Lyall has Down Syndrome and has had to undergo numerous heart operations in Leeds as well has having a tracheostomy fitted to help him breathe.

“Things were quite scary at home for a while. Lyall has complex needs which meant both my partner Sharron and me had to give up our jobs to look after him for a while. We tried to make sure that Max and his older brother Dan, had everything but it was hard,” says Steph who was also a vociferous campaigner against the closure of Leeds Children’s Heart Unit where Lyall was treated. “Max had his dancing and I think it was a form of release for him. He was auditioning for Northern Ballet while Lyall was critically ill. It gave him an escape from the scary situation at home,” says Steph. “We couldn’t afford any extra classes for him and that’s where the Ann Maguire Fund came in. We cannot thank them enough for allowing him to follow his dream. ”

When he was 12 won a full scholarship to Elmhurst School of Dance in Birmingham but he struggled with being away from home.

“It was a time when Lyall really wasn’t at all well and I think that really affected Max. He just wasn’t ready to be away from home,” says Steph.Now however, Max believes he is ready.

“The Rambert School has been a dream of mine since I watched the Rambert Dance Company perform a few years ago,” says Max who currently trains with the Northern School of Contemporary Dance. He is also doing his GCSEs at Rosset School in Harrogate.

“Ever since then, my ambition was to go there but it is one of the hardest ballet/contemporary schools to get into so, I never thought it was achievable.

“I think my time in Birmingham has prepared me for what to expect, but I am older now and very exciting about the challenge and hard work that lies ahead.” It will also be a challenge for his mums, Steph and Sharron.

“I took him down to London for the audition.
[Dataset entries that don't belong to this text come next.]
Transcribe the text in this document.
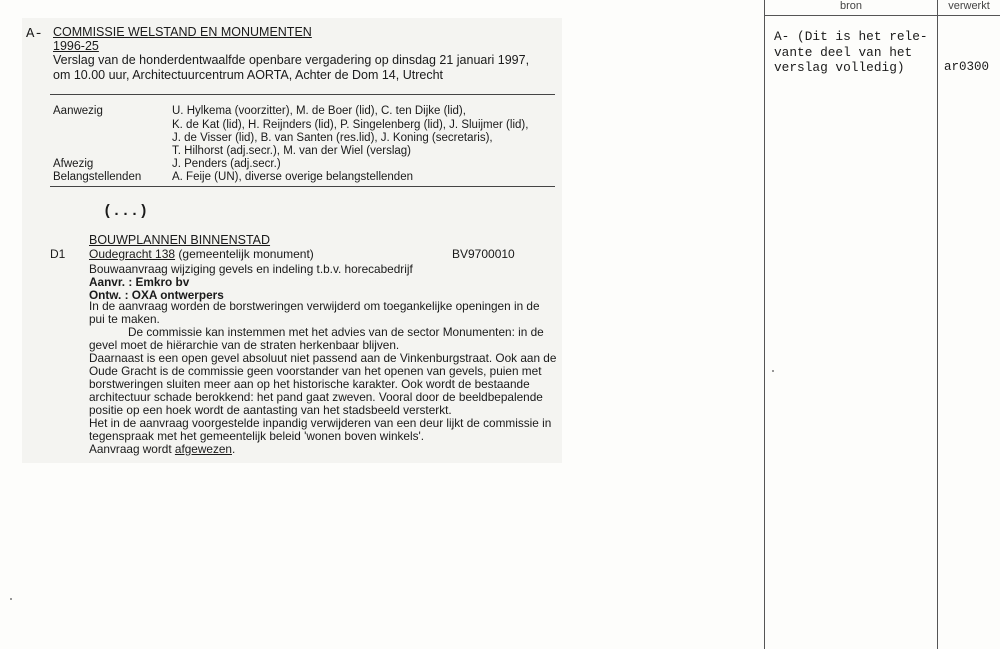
A- COMMISSIE WELSTAND EN MONUMENTEN
1996-25
Verslag van de honderdentwaalfde openbare vergadering op dinsdag 21 januari 1997,
om 10.00 uur, Architectuurcentrum AORTA, Achter de Dom 14, Utrecht
Aanwezig	U. Hylkema (voorzitter), M. de Boer (lid), C. ten Dijke (lid),
K. de Kat (lid), H. Reijnders (lid), P. Singelenberg (lid), J. Sluijmer (lid),
J. de Visser (lid), B. van Santen (res.lid), J. Koning (secretaris),
T. Hilhorst (adj.secr.), M. van der Wiel (verslag)
Afwezig	J. Penders (adj.secr.)
Belangstellenden	A. Feije (UN), diverse overige belangstellenden
(...)
BOUWPLANNEN BINNENSTAD
D1 Oudegracht 138 (gemeentelijk monument)	BV9700010
Bouwaanvraag wijziging gevels en indeling t.b.v. horecabedrijf
Aanvr. : Emkro bv
Ontw. : OXA ontwerpers
In de aanvraag worden de borstweringen verwijderd om toegankelijke openingen in de
pui te maken.
De commissie kan instemmen met het advies van de sector Monumenten: in de
gevel moet de hiërarchie van de straten herkenbaar blijven.
Daarnaast is een open gevel absoluut niet passend aan de Vinkenburgstraat. Ook aan de
Oude Gracht is de commissie geen voorstander van het openen van gevels, puien met
borstweringen sluiten meer aan op het historische karakter. Ook wordt de bestaande
architectuur schade berokkend: het pand gaat zweven. Vooral door de beeldbepalende
positie op een hoek wordt de aantasting van het stadsbeeld versterkt.
Het in de aanvraag voorgestelde inpandig verwijderen van een deur lijkt de commissie in
tegenspraak met het gemeentelijk beleid 'wonen boven winkels'.
Aanvraag wordt afgewezen.
bron	verwerkt
A- (Dit is het rele-
vante deel van het
verslag volledig)	ar0300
He is young to be away from home but I was impressed with how nurturing and caring they are. It is a great opportunity for him and is has all been driven by Max. If our experience with Lyall has taught us anything it is to make the most of everyday and take every opportunity that comes your way.” says Steph. “We were all touched by what happened to Ann Maguire, but it has been amazing that out of something so awful the family has done something so positive. I hope they are comforted with the fact that kids are achieving great things because of what they have done.”

Emma Maguire, one of Ann’s daughters said: “We are really touched to be able to make such a difference in these young people’s lives. Max is a perfect example of what the fund was set up to do, to develop the aspirations of young people through arts education and take them one step closer to their dreams. We wish him luck on this, the first step of his professional career and look forward to following such a young talent.”